Nuestra Iglesia está en calma, para algunos excesiva pero, no hay que olvidar tampoco que el último quinquenio no ha sido ni una balsa de aceite ni un lecho de rosas. Por fallos propios o por imputaciones gratuitas, con tambores de orquestación mediática, hemos padecido campañas de descrédito, con un anticlericalismo paleolítico. De todo salen bienes y hemos procurado orillar el victimismo lastimero.

La presencia activa de los laicos creyentes y comprometidos en nuestras comunidades, no es una guinda de adorno, sino un fenómeno visible, vigoroso y en auge. Es pobre, sin embargo, la visibilidad de la fe en la Universidad, en la cultura, en el mundo del pensamiento y de las letras, en la vida pública, en la juventud. Las crisis de la familia se ceban también en las parejas y en los hogares cristianos. No somos inmunes al pensamiento débil, al agnosticismo perezoso ni a la cultura del vacío. Nos muerde una crisis de vocaciones a la vida consagrada, por el miedo enfermizo a los compromisos permanentes, incluído el del matrimonio.

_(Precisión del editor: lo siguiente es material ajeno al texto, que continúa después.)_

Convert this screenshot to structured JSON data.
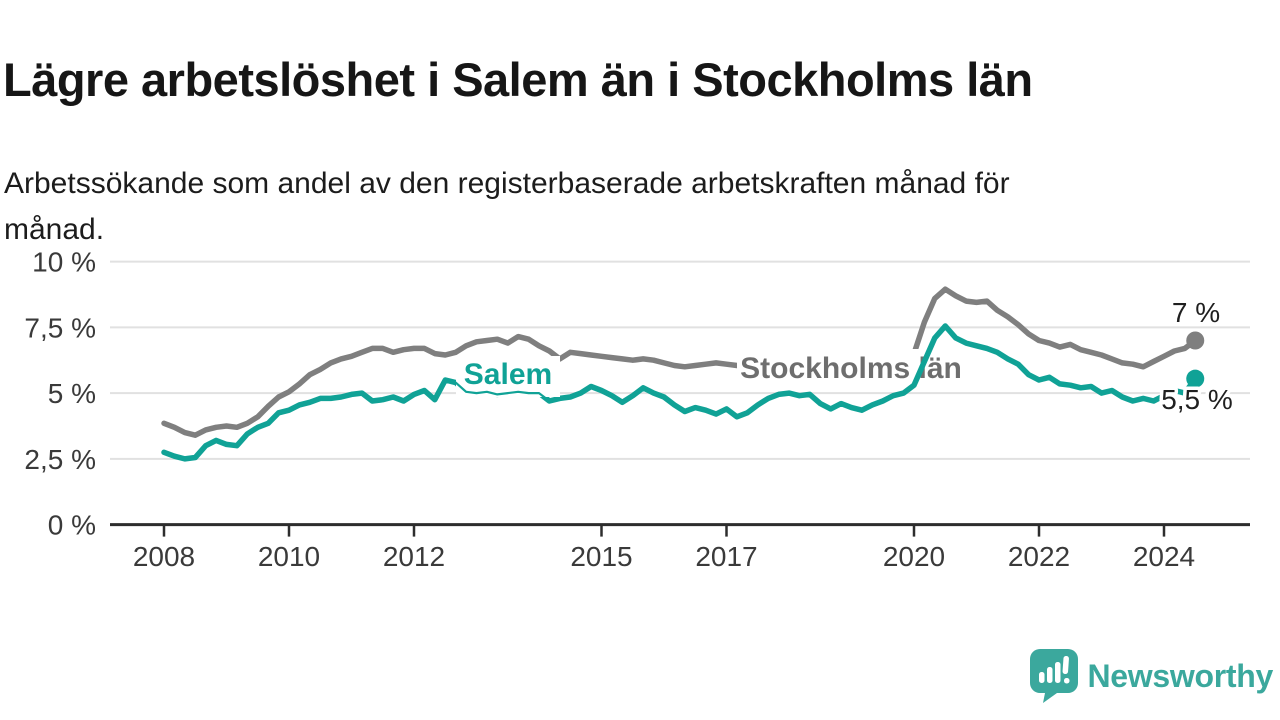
{
  "header": {
    "title": "Lägre arbetslöshet i Salem än i Stockholms län",
    "subtitle_line1": "Arbetssökande som andel av den registerbaserade arbetskraften månad för",
    "subtitle_line2": "månad."
  },
  "chart_data": {
    "type": "line",
    "unit": "%",
    "ylim": [
      0,
      10
    ],
    "xlim": [
      2007.15,
      2025.35
    ],
    "grid": "horizontal",
    "x_start": 2008,
    "x_step_years": 0.1666667,
    "x_end": 2024.5,
    "colors": {
      "gridline": "#e1e1e1",
      "axis": "#2d2d2d",
      "tick_text": "#3a3a3a",
      "value_label": "#1f1f1f",
      "background": "#ffffff"
    },
    "y_ticks": [
      {
        "value": 10,
        "label": "10 %"
      },
      {
        "value": 7.5,
        "label": "7,5 %"
      },
      {
        "value": 5,
        "label": "5 %"
      },
      {
        "value": 2.5,
        "label": "2,5 %"
      },
      {
        "value": 0,
        "label": "0 %"
      }
    ],
    "x_ticks": [
      {
        "year": 2008,
        "label": "2008"
      },
      {
        "year": 2010,
        "label": "2010"
      },
      {
        "year": 2012,
        "label": "2012"
      },
      {
        "year": 2015,
        "label": "2015"
      },
      {
        "year": 2017,
        "label": "2017"
      },
      {
        "year": 2020,
        "label": "2020"
      },
      {
        "year": 2022,
        "label": "2022"
      },
      {
        "year": 2024,
        "label": "2024"
      }
    ],
    "series": [
      {
        "name": "Stockholms län",
        "color": "#7f7f7f",
        "label_color": "#6e6e6e",
        "end_label": "7 %",
        "values": [
          3.85,
          3.7,
          3.5,
          3.4,
          3.6,
          3.7,
          3.75,
          3.7,
          3.85,
          4.1,
          4.5,
          4.85,
          5.05,
          5.35,
          5.7,
          5.9,
          6.15,
          6.3,
          6.4,
          6.55,
          6.7,
          6.7,
          6.55,
          6.65,
          6.7,
          6.7,
          6.5,
          6.45,
          6.55,
          6.8,
          6.95,
          7.0,
          7.05,
          6.9,
          7.15,
          7.05,
          6.8,
          6.6,
          6.3,
          6.55,
          6.5,
          6.45,
          6.4,
          6.35,
          6.3,
          6.25,
          6.3,
          6.25,
          6.15,
          6.05,
          6.0,
          6.05,
          6.1,
          6.15,
          6.1,
          6.05,
          6.0,
          6.05,
          6.1,
          6.05,
          6.0,
          6.05,
          6.1,
          6.05,
          6.0,
          6.05,
          6.1,
          6.15,
          6.2,
          6.25,
          6.3,
          6.4,
          6.5,
          7.7,
          8.6,
          8.95,
          8.7,
          8.5,
          8.45,
          8.5,
          8.15,
          7.9,
          7.6,
          7.25,
          7.0,
          6.9,
          6.75,
          6.85,
          6.65,
          6.55,
          6.45,
          6.3,
          6.15,
          6.1,
          6.0,
          6.2,
          6.4,
          6.6,
          6.7,
          7.0
        ]
      },
      {
        "name": "Salem",
        "color": "#10a296",
        "label_color": "#10a296",
        "end_label": "5,5 %",
        "values": [
          2.75,
          2.6,
          2.5,
          2.55,
          3.0,
          3.2,
          3.05,
          3.0,
          3.45,
          3.7,
          3.85,
          4.25,
          4.35,
          4.55,
          4.65,
          4.8,
          4.8,
          4.85,
          4.95,
          5.0,
          4.7,
          4.75,
          4.85,
          4.7,
          4.95,
          5.1,
          4.75,
          5.5,
          5.4,
          5.05,
          5.0,
          5.05,
          4.95,
          5.0,
          5.05,
          5.0,
          5.0,
          4.7,
          4.8,
          4.85,
          5.0,
          5.25,
          5.1,
          4.9,
          4.65,
          4.9,
          5.2,
          5.0,
          4.85,
          4.55,
          4.3,
          4.45,
          4.35,
          4.2,
          4.4,
          4.1,
          4.25,
          4.55,
          4.8,
          4.95,
          5.0,
          4.9,
          4.95,
          4.6,
          4.4,
          4.6,
          4.45,
          4.35,
          4.55,
          4.7,
          4.9,
          5.0,
          5.3,
          6.2,
          7.1,
          7.55,
          7.1,
          6.9,
          6.8,
          6.7,
          6.55,
          6.3,
          6.1,
          5.7,
          5.5,
          5.6,
          5.35,
          5.3,
          5.2,
          5.25,
          5.0,
          5.1,
          4.85,
          4.7,
          4.8,
          4.7,
          4.9,
          5.1,
          5.0,
          5.55
        ]
      }
    ]
  },
  "footer": {
    "brand": "Newsworthy",
    "brand_color": "#3ba89d"
  }
}
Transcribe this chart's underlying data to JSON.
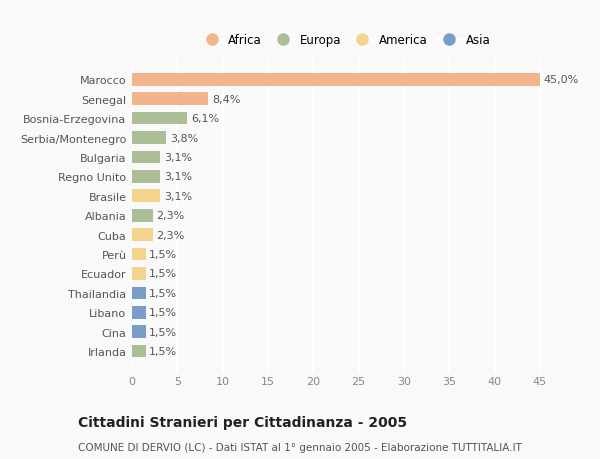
{
  "categories": [
    "Marocco",
    "Senegal",
    "Bosnia-Erzegovina",
    "Serbia/Montenegro",
    "Bulgaria",
    "Regno Unito",
    "Brasile",
    "Albania",
    "Cuba",
    "Perù",
    "Ecuador",
    "Thailandia",
    "Libano",
    "Cina",
    "Irlanda"
  ],
  "values": [
    45.0,
    8.4,
    6.1,
    3.8,
    3.1,
    3.1,
    3.1,
    2.3,
    2.3,
    1.5,
    1.5,
    1.5,
    1.5,
    1.5,
    1.5
  ],
  "labels": [
    "45,0%",
    "8,4%",
    "6,1%",
    "3,8%",
    "3,1%",
    "3,1%",
    "3,1%",
    "2,3%",
    "2,3%",
    "1,5%",
    "1,5%",
    "1,5%",
    "1,5%",
    "1,5%",
    "1,5%"
  ],
  "continents": [
    "Africa",
    "Africa",
    "Europa",
    "Europa",
    "Europa",
    "Europa",
    "America",
    "Europa",
    "America",
    "America",
    "America",
    "Asia",
    "Asia",
    "Asia",
    "Europa"
  ],
  "continent_colors": {
    "Africa": "#F2B48A",
    "Europa": "#ABBE96",
    "America": "#F2D48A",
    "Asia": "#7A9CC8"
  },
  "legend_order": [
    "Africa",
    "Europa",
    "America",
    "Asia"
  ],
  "title": "Cittadini Stranieri per Cittadinanza - 2005",
  "subtitle": "COMUNE DI DERVIO (LC) - Dati ISTAT al 1° gennaio 2005 - Elaborazione TUTTITALIA.IT",
  "xlim": [
    0,
    47
  ],
  "xticks": [
    0,
    5,
    10,
    15,
    20,
    25,
    30,
    35,
    40,
    45
  ],
  "background_color": "#f9f9f9",
  "bar_height": 0.65,
  "label_fontsize": 8,
  "tick_fontsize": 8,
  "title_fontsize": 10,
  "subtitle_fontsize": 7.5,
  "legend_fontsize": 8.5
}
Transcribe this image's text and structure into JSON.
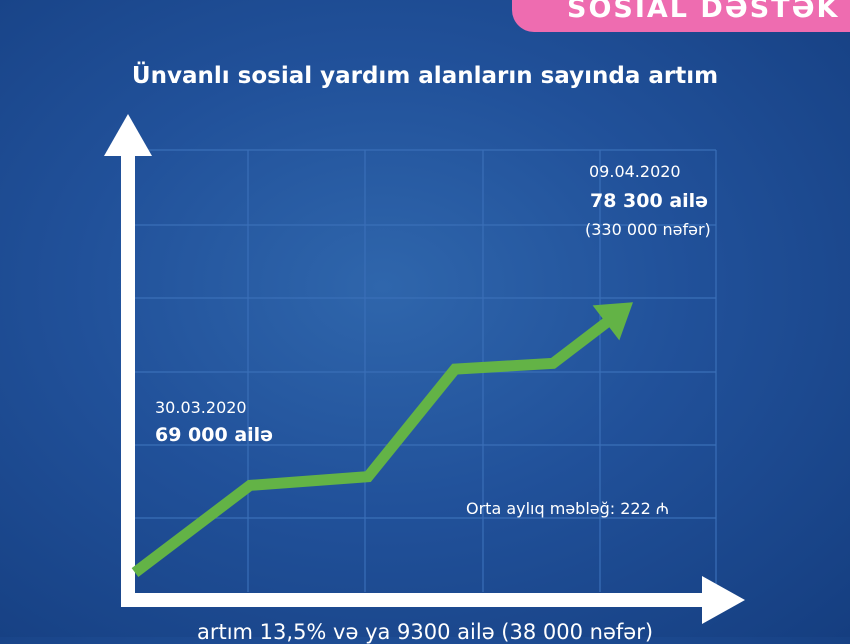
{
  "header": {
    "badge": "SOSİAL DƏSTƏK"
  },
  "chart_data": {
    "type": "line",
    "title": "Ünvanlı sosial yardım alanların sayında artım",
    "annotations": {
      "start": {
        "date": "30.03.2020",
        "value": "69 000 ailə"
      },
      "end": {
        "date": "09.04.2020",
        "value": "78 300 ailə",
        "people": "(330 000 nəfər)"
      },
      "average": "Orta aylıq məbləğ: 222 ₼"
    },
    "series": [
      {
        "values": [
          69000,
          72000,
          72300,
          76000,
          76200,
          78300
        ]
      }
    ],
    "points": [
      {
        "x": "30.03.2020",
        "y": 69000
      },
      {
        "x": "09.04.2020",
        "y": 78300
      }
    ],
    "line_color": "#63b346",
    "grid": true
  },
  "footer": {
    "text": "artım 13,5% və ya 9300 ailə (38 000 nəfər)"
  },
  "colors": {
    "background": "#21519a",
    "badge": "#ee6cb0",
    "line": "#63b346"
  }
}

Los lectores más lúcidos de nuestra realidad, como Olegario García de Cardedal, nos hablan de un otoño en la Iglesia y nos han recordado que el otoño es la estación de la siembra. En la Iglesia de España reina hoy, todo es relativo, la calma y la paz, no de los sepulcros, sino de las bodegas, de los talleres, de las aulas. Los cinco santos que suben a los altares, por vuestra sagrada mediación, Padre Santo, nos estimulan y retan, son memoria gloriosa del siglo XX y valiente profecía del XXI. ¡Denos ánimo, Santidad!